A new report from Stanford University examining the use of online technologies and methods for delivering education says that 1.9 million people around the world have registered for one or more of the public courses taught by the California university’s faculty. According to “Stanford Online: 2013 in Review,” since fall 2012 four million hours of instruction have been delivered. That delivery of massive open online courses (MOOCs) takes place on three platforms: Coursera, NovoEd and Stanford OpenEdX.
Stanford has found that instructional content that’s modular would better fit with the time participants spend interacting with their MOOCs. Four in 10 students spend between one and 20 minutes each week with the material, 32 percent have sessions that exceed an hour, and 29 percent engage in sessions between 20 minutes and an hour.

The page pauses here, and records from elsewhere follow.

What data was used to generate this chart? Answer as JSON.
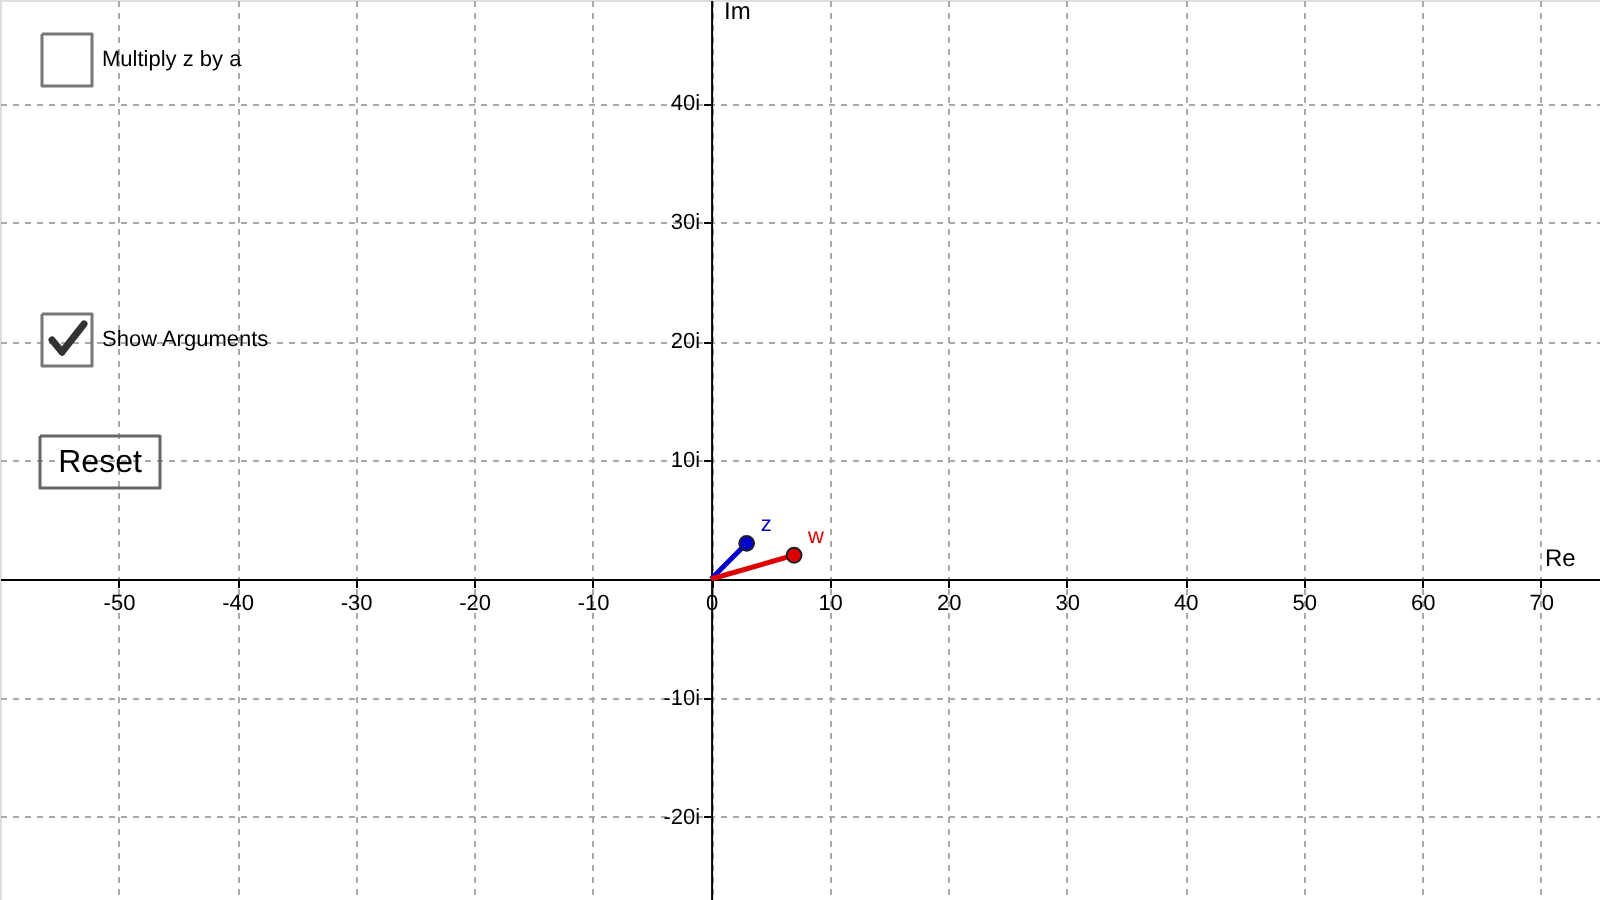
{
  "chart_data": {
    "type": "line",
    "xlabel": "Re",
    "ylabel": "Im",
    "xlim": [
      -60,
      75
    ],
    "ylim": [
      -27,
      48.7
    ],
    "xticks": [
      -50,
      -40,
      -30,
      -20,
      -10,
      0,
      10,
      20,
      30,
      40,
      50,
      60,
      70
    ],
    "yticks": [
      {
        "value": -20,
        "label": "-20i"
      },
      {
        "value": -10,
        "label": "-10i"
      },
      {
        "value": 10,
        "label": "10i"
      },
      {
        "value": 20,
        "label": "20i"
      },
      {
        "value": 30,
        "label": "30i"
      },
      {
        "value": 40,
        "label": "40i"
      }
    ],
    "grid": true,
    "marker": "circle",
    "line_style": "solid",
    "series": [
      {
        "name": "z",
        "color": "#0000cc",
        "x": [
          0,
          3
        ],
        "values": [
          0,
          3
        ]
      },
      {
        "name": "w",
        "color": "#dd0000",
        "x": [
          0,
          7
        ],
        "values": [
          0,
          2
        ]
      }
    ],
    "annotations": [
      "Multiply z by a",
      "Show Arguments",
      "Reset"
    ]
  }
}
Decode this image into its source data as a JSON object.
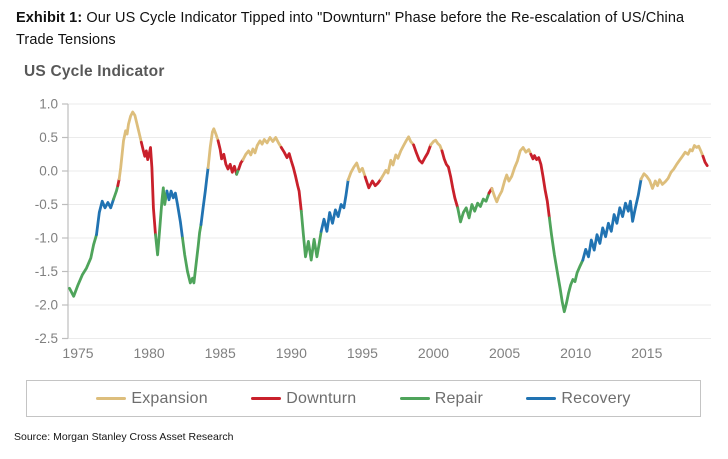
{
  "header": {
    "exhibit_label": "Exhibit 1:",
    "title_rest": " Our US Cycle Indicator Tipped into \"Downturn\" Phase before the Re-escalation of US/China Trade Tensions"
  },
  "chart": {
    "subtitle": "US Cycle Indicator"
  },
  "source": "Source: Morgan Stanley Cross Asset Research",
  "legend": [
    {
      "label": "Expansion",
      "phase": "E",
      "color": "#DDBE7C"
    },
    {
      "label": "Downturn",
      "phase": "D",
      "color": "#C9202B"
    },
    {
      "label": "Repair",
      "phase": "R",
      "color": "#4FA45B"
    },
    {
      "label": "Recovery",
      "phase": "B",
      "color": "#2173B2"
    }
  ],
  "chart_data": {
    "type": "line",
    "title": "US Cycle Indicator",
    "xlabel": "",
    "ylabel": "",
    "xlim": [
      1974.3,
      2019.6
    ],
    "ylim": [
      -2.5,
      1.0
    ],
    "x_ticks": [
      1975,
      1980,
      1985,
      1990,
      1995,
      2000,
      2005,
      2010,
      2015
    ],
    "y_ticks": [
      1.0,
      0.5,
      0.0,
      -0.5,
      -1.0,
      -1.5,
      -2.0,
      -2.5
    ],
    "grid": "horizontal",
    "legend_position": "bottom",
    "phase_names": {
      "E": "Expansion",
      "D": "Downturn",
      "R": "Repair",
      "B": "Recovery"
    },
    "phase_colors": {
      "E": "#DDBE7C",
      "D": "#C9202B",
      "R": "#4FA45B",
      "B": "#2173B2"
    },
    "points": [
      [
        1974.4,
        -1.75,
        "R"
      ],
      [
        1974.7,
        -1.87,
        "R"
      ],
      [
        1975.0,
        -1.7,
        "R"
      ],
      [
        1975.3,
        -1.55,
        "R"
      ],
      [
        1975.6,
        -1.45,
        "R"
      ],
      [
        1975.9,
        -1.3,
        "R"
      ],
      [
        1976.1,
        -1.1,
        "R"
      ],
      [
        1976.3,
        -0.95,
        "B"
      ],
      [
        1976.5,
        -0.62,
        "B"
      ],
      [
        1976.7,
        -0.45,
        "B"
      ],
      [
        1976.9,
        -0.55,
        "B"
      ],
      [
        1977.1,
        -0.47,
        "B"
      ],
      [
        1977.3,
        -0.55,
        "B"
      ],
      [
        1977.5,
        -0.42,
        "R"
      ],
      [
        1977.7,
        -0.3,
        "R"
      ],
      [
        1977.8,
        -0.22,
        "D"
      ],
      [
        1977.9,
        -0.12,
        "E"
      ],
      [
        1978.0,
        0.05,
        "E"
      ],
      [
        1978.1,
        0.25,
        "E"
      ],
      [
        1978.2,
        0.45,
        "E"
      ],
      [
        1978.35,
        0.6,
        "E"
      ],
      [
        1978.45,
        0.55,
        "E"
      ],
      [
        1978.55,
        0.7,
        "E"
      ],
      [
        1978.7,
        0.82,
        "E"
      ],
      [
        1978.85,
        0.88,
        "E"
      ],
      [
        1979.0,
        0.83,
        "E"
      ],
      [
        1979.15,
        0.7,
        "E"
      ],
      [
        1979.3,
        0.57,
        "E"
      ],
      [
        1979.45,
        0.43,
        "D"
      ],
      [
        1979.6,
        0.3,
        "D"
      ],
      [
        1979.7,
        0.22,
        "D"
      ],
      [
        1979.8,
        0.3,
        "D"
      ],
      [
        1979.9,
        0.17,
        "D"
      ],
      [
        1980.0,
        0.25,
        "D"
      ],
      [
        1980.1,
        0.35,
        "D"
      ],
      [
        1980.2,
        0.05,
        "D"
      ],
      [
        1980.3,
        -0.55,
        "D"
      ],
      [
        1980.45,
        -0.95,
        "R"
      ],
      [
        1980.6,
        -1.25,
        "R"
      ],
      [
        1980.75,
        -0.85,
        "R"
      ],
      [
        1980.9,
        -0.45,
        "R"
      ],
      [
        1981.0,
        -0.25,
        "R"
      ],
      [
        1981.1,
        -0.5,
        "R"
      ],
      [
        1981.25,
        -0.3,
        "B"
      ],
      [
        1981.4,
        -0.43,
        "B"
      ],
      [
        1981.55,
        -0.3,
        "B"
      ],
      [
        1981.7,
        -0.4,
        "B"
      ],
      [
        1981.85,
        -0.33,
        "B"
      ],
      [
        1982.0,
        -0.5,
        "B"
      ],
      [
        1982.2,
        -0.76,
        "B"
      ],
      [
        1982.35,
        -1.0,
        "R"
      ],
      [
        1982.5,
        -1.25,
        "R"
      ],
      [
        1982.7,
        -1.5,
        "R"
      ],
      [
        1982.9,
        -1.67,
        "R"
      ],
      [
        1983.05,
        -1.6,
        "R"
      ],
      [
        1983.15,
        -1.67,
        "R"
      ],
      [
        1983.3,
        -1.4,
        "R"
      ],
      [
        1983.45,
        -1.12,
        "R"
      ],
      [
        1983.55,
        -0.92,
        "R"
      ],
      [
        1983.65,
        -0.8,
        "B"
      ],
      [
        1983.8,
        -0.55,
        "B"
      ],
      [
        1983.95,
        -0.3,
        "B"
      ],
      [
        1984.05,
        -0.12,
        "B"
      ],
      [
        1984.15,
        0.05,
        "E"
      ],
      [
        1984.3,
        0.35,
        "E"
      ],
      [
        1984.45,
        0.58,
        "E"
      ],
      [
        1984.55,
        0.63,
        "E"
      ],
      [
        1984.7,
        0.55,
        "E"
      ],
      [
        1984.85,
        0.45,
        "D"
      ],
      [
        1985.0,
        0.32,
        "D"
      ],
      [
        1985.1,
        0.18,
        "D"
      ],
      [
        1985.25,
        0.25,
        "D"
      ],
      [
        1985.4,
        0.1,
        "D"
      ],
      [
        1985.55,
        0.03,
        "D"
      ],
      [
        1985.7,
        0.1,
        "D"
      ],
      [
        1985.85,
        -0.02,
        "D"
      ],
      [
        1986.0,
        0.07,
        "D"
      ],
      [
        1986.15,
        -0.05,
        "R"
      ],
      [
        1986.3,
        0.03,
        "D"
      ],
      [
        1986.45,
        0.12,
        "D"
      ],
      [
        1986.6,
        0.17,
        "E"
      ],
      [
        1986.8,
        0.25,
        "E"
      ],
      [
        1987.0,
        0.3,
        "E"
      ],
      [
        1987.15,
        0.24,
        "E"
      ],
      [
        1987.3,
        0.33,
        "E"
      ],
      [
        1987.45,
        0.27,
        "E"
      ],
      [
        1987.6,
        0.38,
        "E"
      ],
      [
        1987.8,
        0.45,
        "E"
      ],
      [
        1987.95,
        0.4,
        "E"
      ],
      [
        1988.1,
        0.47,
        "E"
      ],
      [
        1988.3,
        0.42,
        "E"
      ],
      [
        1988.5,
        0.5,
        "E"
      ],
      [
        1988.7,
        0.44,
        "E"
      ],
      [
        1988.9,
        0.5,
        "E"
      ],
      [
        1989.1,
        0.42,
        "E"
      ],
      [
        1989.3,
        0.35,
        "D"
      ],
      [
        1989.5,
        0.28,
        "D"
      ],
      [
        1989.7,
        0.2,
        "D"
      ],
      [
        1989.85,
        0.26,
        "D"
      ],
      [
        1990.0,
        0.15,
        "D"
      ],
      [
        1990.15,
        0.05,
        "D"
      ],
      [
        1990.3,
        -0.08,
        "D"
      ],
      [
        1990.45,
        -0.22,
        "D"
      ],
      [
        1990.55,
        -0.3,
        "D"
      ],
      [
        1990.7,
        -0.6,
        "R"
      ],
      [
        1990.85,
        -0.95,
        "R"
      ],
      [
        1991.0,
        -1.28,
        "R"
      ],
      [
        1991.2,
        -1.05,
        "R"
      ],
      [
        1991.4,
        -1.33,
        "R"
      ],
      [
        1991.6,
        -1.02,
        "R"
      ],
      [
        1991.8,
        -1.28,
        "R"
      ],
      [
        1991.95,
        -1.1,
        "R"
      ],
      [
        1992.1,
        -0.9,
        "B"
      ],
      [
        1992.3,
        -0.72,
        "B"
      ],
      [
        1992.5,
        -0.9,
        "B"
      ],
      [
        1992.7,
        -0.62,
        "B"
      ],
      [
        1992.9,
        -0.78,
        "B"
      ],
      [
        1993.1,
        -0.58,
        "B"
      ],
      [
        1993.3,
        -0.68,
        "B"
      ],
      [
        1993.5,
        -0.5,
        "B"
      ],
      [
        1993.7,
        -0.55,
        "B"
      ],
      [
        1993.85,
        -0.36,
        "B"
      ],
      [
        1994.0,
        -0.13,
        "E"
      ],
      [
        1994.2,
        -0.02,
        "E"
      ],
      [
        1994.4,
        0.06,
        "E"
      ],
      [
        1994.6,
        0.12,
        "E"
      ],
      [
        1994.8,
        -0.01,
        "E"
      ],
      [
        1995.0,
        0.04,
        "E"
      ],
      [
        1995.2,
        -0.09,
        "D"
      ],
      [
        1995.45,
        -0.25,
        "D"
      ],
      [
        1995.7,
        -0.15,
        "D"
      ],
      [
        1995.9,
        -0.22,
        "D"
      ],
      [
        1996.1,
        -0.18,
        "D"
      ],
      [
        1996.3,
        -0.12,
        "E"
      ],
      [
        1996.5,
        -0.05,
        "E"
      ],
      [
        1996.65,
        0.01,
        "E"
      ],
      [
        1996.8,
        -0.03,
        "E"
      ],
      [
        1997.0,
        0.16,
        "E"
      ],
      [
        1997.15,
        0.09,
        "E"
      ],
      [
        1997.35,
        0.24,
        "E"
      ],
      [
        1997.5,
        0.19,
        "E"
      ],
      [
        1997.7,
        0.3,
        "E"
      ],
      [
        1997.9,
        0.38,
        "E"
      ],
      [
        1998.1,
        0.46,
        "E"
      ],
      [
        1998.25,
        0.51,
        "E"
      ],
      [
        1998.4,
        0.44,
        "E"
      ],
      [
        1998.6,
        0.39,
        "D"
      ],
      [
        1998.8,
        0.27,
        "D"
      ],
      [
        1999.0,
        0.16,
        "D"
      ],
      [
        1999.2,
        0.12,
        "D"
      ],
      [
        1999.4,
        0.2,
        "D"
      ],
      [
        1999.6,
        0.27,
        "D"
      ],
      [
        1999.8,
        0.39,
        "E"
      ],
      [
        2000.0,
        0.44,
        "E"
      ],
      [
        2000.15,
        0.46,
        "E"
      ],
      [
        2000.3,
        0.41,
        "E"
      ],
      [
        2000.45,
        0.38,
        "E"
      ],
      [
        2000.6,
        0.3,
        "D"
      ],
      [
        2000.75,
        0.18,
        "D"
      ],
      [
        2000.9,
        0.1,
        "D"
      ],
      [
        2001.05,
        0.06,
        "D"
      ],
      [
        2001.2,
        -0.08,
        "D"
      ],
      [
        2001.35,
        -0.25,
        "D"
      ],
      [
        2001.5,
        -0.4,
        "D"
      ],
      [
        2001.7,
        -0.55,
        "R"
      ],
      [
        2001.9,
        -0.76,
        "R"
      ],
      [
        2002.1,
        -0.62,
        "R"
      ],
      [
        2002.3,
        -0.55,
        "R"
      ],
      [
        2002.5,
        -0.7,
        "R"
      ],
      [
        2002.7,
        -0.5,
        "R"
      ],
      [
        2002.9,
        -0.6,
        "R"
      ],
      [
        2003.1,
        -0.48,
        "R"
      ],
      [
        2003.3,
        -0.53,
        "R"
      ],
      [
        2003.5,
        -0.42,
        "R"
      ],
      [
        2003.7,
        -0.45,
        "R"
      ],
      [
        2003.9,
        -0.33,
        "D"
      ],
      [
        2004.1,
        -0.26,
        "E"
      ],
      [
        2004.3,
        -0.38,
        "E"
      ],
      [
        2004.45,
        -0.46,
        "E"
      ],
      [
        2004.6,
        -0.38,
        "E"
      ],
      [
        2004.8,
        -0.3,
        "E"
      ],
      [
        2005.0,
        -0.15,
        "E"
      ],
      [
        2005.15,
        -0.06,
        "E"
      ],
      [
        2005.3,
        -0.15,
        "E"
      ],
      [
        2005.5,
        -0.08,
        "E"
      ],
      [
        2005.7,
        0.05,
        "E"
      ],
      [
        2005.9,
        0.15,
        "E"
      ],
      [
        2006.1,
        0.3,
        "E"
      ],
      [
        2006.3,
        0.35,
        "E"
      ],
      [
        2006.5,
        0.28,
        "E"
      ],
      [
        2006.7,
        0.32,
        "E"
      ],
      [
        2006.85,
        0.25,
        "D"
      ],
      [
        2007.0,
        0.18,
        "D"
      ],
      [
        2007.1,
        0.23,
        "D"
      ],
      [
        2007.25,
        0.17,
        "D"
      ],
      [
        2007.4,
        0.2,
        "D"
      ],
      [
        2007.55,
        0.1,
        "D"
      ],
      [
        2007.7,
        -0.08,
        "D"
      ],
      [
        2007.85,
        -0.28,
        "D"
      ],
      [
        2008.0,
        -0.45,
        "D"
      ],
      [
        2008.15,
        -0.7,
        "R"
      ],
      [
        2008.3,
        -0.95,
        "R"
      ],
      [
        2008.5,
        -1.25,
        "R"
      ],
      [
        2008.7,
        -1.5,
        "R"
      ],
      [
        2008.9,
        -1.75,
        "R"
      ],
      [
        2009.05,
        -1.95,
        "R"
      ],
      [
        2009.2,
        -2.1,
        "R"
      ],
      [
        2009.35,
        -1.97,
        "R"
      ],
      [
        2009.5,
        -1.82,
        "R"
      ],
      [
        2009.65,
        -1.7,
        "R"
      ],
      [
        2009.8,
        -1.62,
        "R"
      ],
      [
        2009.95,
        -1.65,
        "R"
      ],
      [
        2010.1,
        -1.52,
        "R"
      ],
      [
        2010.3,
        -1.42,
        "R"
      ],
      [
        2010.5,
        -1.33,
        "B"
      ],
      [
        2010.7,
        -1.17,
        "B"
      ],
      [
        2010.9,
        -1.28,
        "B"
      ],
      [
        2011.1,
        -1.03,
        "B"
      ],
      [
        2011.3,
        -1.18,
        "B"
      ],
      [
        2011.5,
        -0.95,
        "B"
      ],
      [
        2011.7,
        -1.08,
        "B"
      ],
      [
        2011.9,
        -0.85,
        "B"
      ],
      [
        2012.1,
        -0.98,
        "B"
      ],
      [
        2012.3,
        -0.78,
        "B"
      ],
      [
        2012.5,
        -0.9,
        "B"
      ],
      [
        2012.7,
        -0.65,
        "B"
      ],
      [
        2012.9,
        -0.78,
        "B"
      ],
      [
        2013.1,
        -0.55,
        "B"
      ],
      [
        2013.3,
        -0.68,
        "B"
      ],
      [
        2013.5,
        -0.48,
        "B"
      ],
      [
        2013.7,
        -0.6,
        "B"
      ],
      [
        2013.85,
        -0.45,
        "B"
      ],
      [
        2014.0,
        -0.75,
        "B"
      ],
      [
        2014.2,
        -0.55,
        "B"
      ],
      [
        2014.4,
        -0.36,
        "B"
      ],
      [
        2014.6,
        -0.12,
        "E"
      ],
      [
        2014.8,
        -0.04,
        "E"
      ],
      [
        2015.0,
        -0.08,
        "E"
      ],
      [
        2015.2,
        -0.14,
        "E"
      ],
      [
        2015.4,
        -0.26,
        "E"
      ],
      [
        2015.6,
        -0.15,
        "E"
      ],
      [
        2015.75,
        -0.22,
        "E"
      ],
      [
        2015.9,
        -0.13,
        "E"
      ],
      [
        2016.1,
        -0.2,
        "E"
      ],
      [
        2016.3,
        -0.16,
        "E"
      ],
      [
        2016.5,
        -0.11,
        "E"
      ],
      [
        2016.7,
        -0.02,
        "E"
      ],
      [
        2016.9,
        0.03,
        "E"
      ],
      [
        2017.1,
        0.1,
        "E"
      ],
      [
        2017.3,
        0.16,
        "E"
      ],
      [
        2017.5,
        0.22,
        "E"
      ],
      [
        2017.7,
        0.28,
        "E"
      ],
      [
        2017.9,
        0.25,
        "E"
      ],
      [
        2018.05,
        0.32,
        "E"
      ],
      [
        2018.2,
        0.3,
        "E"
      ],
      [
        2018.35,
        0.38,
        "E"
      ],
      [
        2018.5,
        0.35,
        "E"
      ],
      [
        2018.65,
        0.37,
        "E"
      ],
      [
        2018.8,
        0.3,
        "E"
      ],
      [
        2018.95,
        0.22,
        "D"
      ],
      [
        2019.1,
        0.13,
        "D"
      ],
      [
        2019.25,
        0.08,
        "D"
      ]
    ]
  }
}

The major geographic markets for freebie classes? Students in the United States led by a landslide, followed by participants in India, United Kingdom, Canada and China. Within the country, California enrollments set the pace, followed by New York, Texas, Washington and Illinois. Stanford has found that the bulk of its OpenEdX students (73 percent) are male.
In initiatives supported by the Office of the Vice Provost for Online Learning (VPOL), online instruction takes three forms at Stanford: as MOOCs, of course, but also as flipped or blended classes and as course components in standard and continuing education fare.
To encourage experimentation and innovation among faculty, VPOL has issued 66 grants to support design and development of online and blended tools and courses. As the report stated, “The goals of these grants are to challenge the understanding of what’s possible in online learning and leverage emerging technologies and teaching strategies to promote deep learning experiences for learners at Stanford and beyond.”